As processes change and evolve, so too should your metrics. Be prepared to retire metrics that no longer serve you well or introduce new ones that better reflect your current goals and challenges.
- Remember that metrics are indicators, not ends in themselves.
They should inform decision-making rather than dictate it. Consider the broader context when interpreting metrics, and don’t neglect qualitative insights like feedback from engineers.
Connecting metrics with business outcomes, not outputs
While engineering metrics provide valuable insights into the software development process, engineering leaders need to connect these metrics to meaningful business outcomes. This means working with business stakeholders to align their goals with broader company objectives.
It’s also important to measure the impact of engineering improvements on business metrics, such as tracking how reductions in change failure rate correlate with decreased customer support costs, or improved Net Promoter Scores.
For example, rather than simply tracking deployment frequency, consider how this metric relates to the ability to respond quickly to customer needs or market changes. A higher deployment frequency might enable the business to iterate on features more rapidly, leading to increased customer satisfaction and retention.
Similarly, when measuring lead time for changes, consider how this metric impacts the company’s ability to deliver value to customers. Shorter lead times might allow the business to capitalize on market opportunities more quickly, or address critical issues faster, resulting in improved customer experiences and potentially increased revenue.
By connecting engineering metrics to business outcomes, leaders can demonstrate the tangible value of their teams’ efforts and make more informed decisions about where to focus improvement initiatives. This approach helps justify investments in engineering effectiveness and ensures that technical improvements directly contribute to the company’s success.

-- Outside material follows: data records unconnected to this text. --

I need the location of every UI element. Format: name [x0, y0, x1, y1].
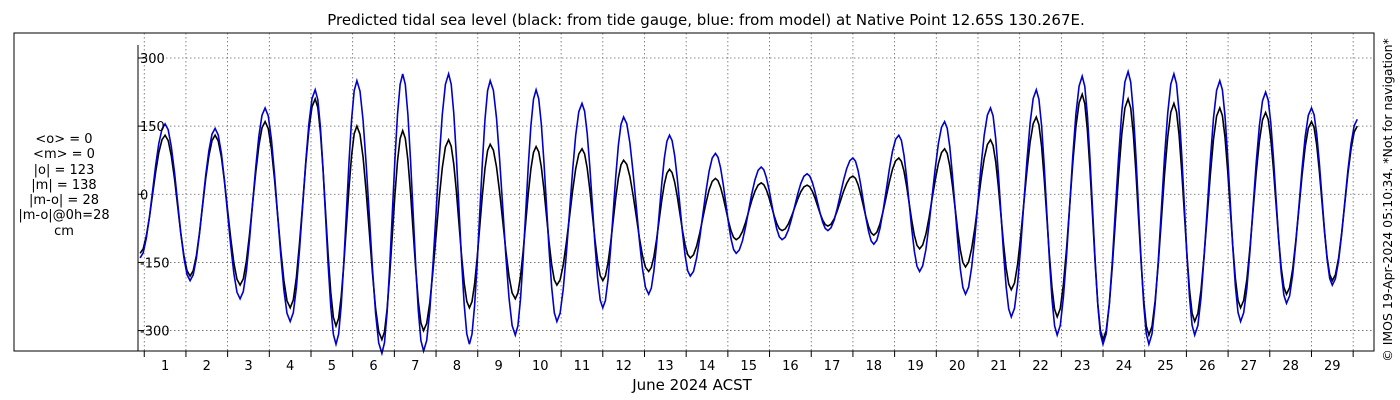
stat-unit: cm: [54, 223, 74, 239]
x-tick-label: 7: [411, 359, 419, 374]
x-tick-label: 3: [244, 359, 252, 374]
y-tick-label: 300: [140, 52, 165, 67]
grid-lines: [138, 33, 1374, 351]
stat-mean-observed: <o> = 0: [35, 132, 93, 147]
x-tick-label: 14: [699, 359, 716, 374]
x-tick-label: 10: [532, 359, 549, 374]
x-tick-label: 29: [1324, 359, 1341, 374]
x-tick-label: 18: [865, 359, 882, 374]
y-tick-label: -150: [140, 256, 170, 271]
x-tick-label: 2: [203, 359, 211, 374]
stat-abs-diff-0h: |m-o|@0h=28: [18, 208, 110, 224]
chart-title: Predicted tidal sea level (black: from t…: [327, 11, 1085, 29]
x-tick-label: 4: [286, 359, 294, 374]
x-tick-label: 17: [824, 359, 841, 374]
series-line: [139, 91, 1359, 343]
x-tick-label: 23: [1074, 359, 1091, 374]
x-tick-label: 1: [161, 359, 169, 374]
x-tick-label: 9: [494, 359, 502, 374]
x-tick-label: 28: [1282, 359, 1299, 374]
series-line: [139, 68, 1359, 357]
x-tick-label: 22: [1032, 359, 1049, 374]
x-tick-label: 27: [1241, 359, 1258, 374]
x-tick-label: 21: [991, 359, 1008, 374]
x-tick-label: 24: [1116, 359, 1133, 374]
x-tick-label: 8: [453, 359, 461, 374]
stat-mean-model: <m> = 0: [33, 147, 95, 163]
stat-abs-observed: |o| = 123: [33, 162, 95, 178]
x-ticks: 1 2 3 4 5 6 7 8 9 10 11 12 13 14 15 16 17 18 19 20 21 22 23 24 2…: [143, 351, 1354, 374]
copyright-note: © IMOS 19-Apr-2024 05:10:34. *Not for na…: [1380, 38, 1395, 362]
x-tick-label: 12: [615, 359, 632, 374]
x-tick-label: 15: [740, 359, 757, 374]
y-tick-label: 0: [140, 188, 148, 203]
x-axis-label: June 2024 ACST: [631, 376, 752, 394]
x-tick-label: 25: [1157, 359, 1174, 374]
x-tick-label: 11: [574, 359, 591, 374]
stat-abs-model: |m| = 138: [31, 177, 97, 193]
series-layer: [139, 68, 1359, 357]
x-tick-label: 13: [657, 359, 674, 374]
x-tick-label: 19: [907, 359, 924, 374]
plot-frame: [13, 32, 1375, 352]
x-tick-label: 26: [1199, 359, 1216, 374]
x-tick-label: 5: [328, 359, 336, 374]
y-tick-label: -300: [140, 325, 170, 340]
x-tick-label: 20: [949, 359, 966, 374]
x-tick-label: 16: [782, 359, 799, 374]
x-tick-label: 6: [369, 359, 377, 374]
stats-panel: <o> = 0 <m> = 0 |o| = 123 |m| = 138 |m-o…: [0, 132, 128, 239]
y-tick-label: 150: [140, 120, 165, 135]
y-ticks: -300 -150 0 150 300: [138, 52, 170, 340]
stat-abs-diff: |m-o| = 28: [28, 193, 99, 209]
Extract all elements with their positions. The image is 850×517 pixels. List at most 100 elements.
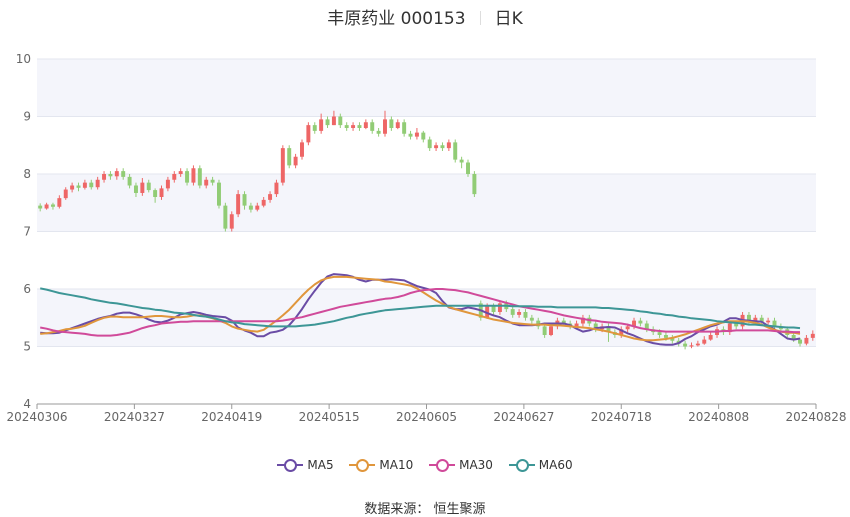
x-tick-label: 20240718 <box>591 410 652 424</box>
candle-body <box>357 125 362 128</box>
legend-item-ma30[interactable]: MA30 <box>429 458 493 472</box>
data-source: 数据来源： 恒生聚源 <box>364 502 486 517</box>
candle-body <box>753 317 758 321</box>
candle-body <box>689 345 694 347</box>
candle-body <box>344 125 349 128</box>
candle-body <box>95 179 100 188</box>
grid-band <box>37 116 816 174</box>
x-tick-label: 20240828 <box>785 410 846 424</box>
candle-body <box>255 205 260 210</box>
y-tick-label: 7 <box>23 225 31 239</box>
legend-swatch <box>508 458 535 472</box>
candle-body <box>217 182 221 206</box>
candle-body <box>204 179 209 186</box>
candle-body <box>766 320 771 323</box>
legend-item-ma60[interactable]: MA60 <box>508 458 573 472</box>
y-tick-label: 4 <box>23 397 31 411</box>
candle-body <box>395 122 400 128</box>
grid-band <box>37 289 816 347</box>
candle-body <box>223 205 228 229</box>
candle-body <box>229 214 234 229</box>
candle-body <box>159 188 164 197</box>
candle-body <box>383 119 387 134</box>
chart-title: 丰原药业 000153 日K <box>0 4 850 29</box>
legend-item-ma5[interactable]: MA5 <box>277 458 334 472</box>
candle-body <box>580 317 585 324</box>
candle-body <box>89 182 94 188</box>
candle-body <box>300 142 304 157</box>
candle-body <box>414 132 419 137</box>
candle-body <box>140 182 145 193</box>
candle-body <box>389 119 394 128</box>
candle-body <box>517 312 522 315</box>
candle-body <box>146 182 151 191</box>
candle-body <box>172 174 177 180</box>
period-label[interactable]: 日K <box>494 9 523 29</box>
candle-body <box>306 125 311 143</box>
candle-body <box>114 171 119 177</box>
candle-body <box>325 119 330 126</box>
candle-body <box>242 194 247 206</box>
legend-swatch <box>349 458 376 472</box>
candle-body <box>663 335 668 338</box>
series-line-ma30 <box>40 288 800 337</box>
legend: MA5 MA10 MA30 MA60 <box>0 458 850 475</box>
candle-body <box>440 145 445 149</box>
candle-body <box>625 326 630 330</box>
legend-dot <box>356 459 370 472</box>
candle-body <box>708 335 713 340</box>
candle-body <box>268 194 273 200</box>
legend-label: MA10 <box>379 458 414 472</box>
candle-body <box>210 179 215 183</box>
candle-body <box>319 119 324 131</box>
x-tick-label: 20240515 <box>299 410 360 424</box>
candle-body <box>491 306 496 312</box>
candle-body <box>657 332 662 335</box>
candle-body <box>593 323 598 330</box>
y-tick-label: 9 <box>23 110 31 124</box>
candle-body <box>165 179 170 189</box>
candle-body <box>632 320 636 327</box>
candle-body <box>695 343 700 346</box>
candle-body <box>287 148 292 166</box>
candle-body <box>497 303 502 312</box>
legend-swatch <box>429 458 456 472</box>
candle-body <box>791 335 796 340</box>
candle-body <box>606 326 611 333</box>
candle-body <box>178 171 183 174</box>
candle-body <box>549 326 553 335</box>
candle-body <box>434 145 439 149</box>
candle-body <box>102 174 107 180</box>
candle-body <box>153 190 158 197</box>
y-tick-label: 8 <box>23 167 31 181</box>
grid-band <box>37 174 816 232</box>
candle-body <box>702 339 707 344</box>
candle-body <box>466 162 470 174</box>
candle-body <box>236 194 241 215</box>
candle-body <box>427 139 432 149</box>
y-tick-label: 10 <box>16 52 31 66</box>
candle-body <box>542 326 547 335</box>
candle-body <box>453 142 458 160</box>
candle-body <box>38 205 43 209</box>
candle-body <box>351 125 356 128</box>
candle-body <box>280 148 285 183</box>
candle-body <box>108 174 113 177</box>
candle-body <box>798 339 803 344</box>
x-tick-label: 20240327 <box>104 410 165 424</box>
candle-body <box>529 317 534 321</box>
legend-label: MA5 <box>307 458 334 472</box>
candle-body <box>746 314 751 321</box>
candle-body <box>683 343 688 347</box>
candle-body <box>363 122 368 128</box>
grid-band <box>37 59 816 117</box>
y-tick-label: 6 <box>23 282 31 296</box>
candle-body <box>561 320 566 324</box>
candle-body <box>510 309 515 315</box>
candle-body <box>421 132 426 140</box>
candle-body <box>408 133 413 137</box>
candle-body <box>644 323 649 330</box>
legend-item-ma10[interactable]: MA10 <box>349 458 413 472</box>
title-divider <box>479 11 481 25</box>
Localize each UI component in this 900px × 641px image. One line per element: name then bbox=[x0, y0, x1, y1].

A careful approach is worth it
When you’re thoughtful about how you implement and use engineering metrics, the data can be a powerful catalyst for improvement in software organizations. Engineering metrics provide valuable insights into processes, productivity, and quality, enabling continuous improvement and data-driven decision-making.
Remember – and help your stakeholders remember – that the goal of metrics isn’t to hit arbitrary targets. Use data to inform decisions that lead to better software, more effective teams, and more delivery directly associated with business outcomes.